[Foundation-l] Adult and Illegal content on Wikimedia projects

Robert Scott Horning robert_horning at netzero.net
Thu Apr 6 02:58:05 UTC 2006


I'm trying to get the sense of the Wikimedia community here on a 
potentially explosive topic.

I started a thread on the Staff Lounge at Wikibooks over what to do with 
content that openly advocates breaking laws.  The goal I had was to help 
come up with some wording that we could add to existing policies that 
would prohibit this sort of content from being added to Wikibooks.

It has since devolved into general adult-level content including 
pornography and if it should or should not be permitted and what sorts 
of policies should be set for handling this sort of content.  Generally 
pornography is not a problem at all on Wikibooks, because it almost 
always involves a copyright violation or has other policy issues that 
come into play well before it becomes an issue over pornography.  The 
one exception was ordered to be deleted by Jimbo himself, and comes back 
to the above issue because it involved a display of what could arguably 
be child pornography.  That doesn't mean it won't be a problem in the 
future, but at the moment nobody seems to be trying to push the envelope 
here.

Where Wikibooks is having some real problems is with things like the 
Manual of Crime, How to Rape, AIM Password Cracking, or a currently 
contentious book on the use of illegal drugs called Drugs: Fact and 
Fiction.  There was one book that even advocated genocide, but that was 
defeated by a VfD.  The point I was trying to bring up is that these 
books should not have to go before the Wikibooks community if there is a 
clear policy that is strongly against this sort of practice.  As Jimbo 
pointed out in an earlier discussion, many of these books should simply 
be removed through a speedy deletion process with perhaps a concurring 
opinion by another user (i.e. administrator) before it goes.

My question to the Wikimedia community at large is to see how you have 
dealt with content of this nature, or if this is something that is 
restricted mainly to Wikibooks?  I've tried to use NPOV arguments to 
help temper some of the content, but many times it is simply better to 
remove the content entirely as the entire book is advocacy of this sort 
of activity, or to leave it in place with an obvious bias.  Sometimes 
the book is added by an anonymous contributor over a few days and then 
is a dead project, but in a few cases there are some very active 
contributors who are very passionate that the content and fight tooth 
and nail to keep the content in its current form and on Wikibooks, with 
even a community of contributors that are involved as well.  With enough 
other problems on Wikibooks, administrators have a tendancy to simply 
leave content like this alone under this situation and perhaps add it to 
their watch list as something to take care of in the future.
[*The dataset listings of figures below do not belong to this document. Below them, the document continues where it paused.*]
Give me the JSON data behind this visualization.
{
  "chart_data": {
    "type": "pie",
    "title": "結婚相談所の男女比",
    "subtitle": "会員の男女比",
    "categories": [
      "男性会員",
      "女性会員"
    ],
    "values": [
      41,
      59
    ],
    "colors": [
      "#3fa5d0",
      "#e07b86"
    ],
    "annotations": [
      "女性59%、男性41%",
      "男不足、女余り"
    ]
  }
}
One proposal was to simply "wall off" the mature content in such a way 
that no links would go into or out of the mature content area, and 
become in effect a project within a project.  I don't know how to 
effectively do this, but in theory it might be possible.  Policing that 
content for vandalism is going to be a nightmare, and I can see other 
problems as well including administrators openly encouraging vandalism 
on this sub-set of pages.  The more I think about it, the more I dislike 
the idea, but it at least is a partial solution to the issue.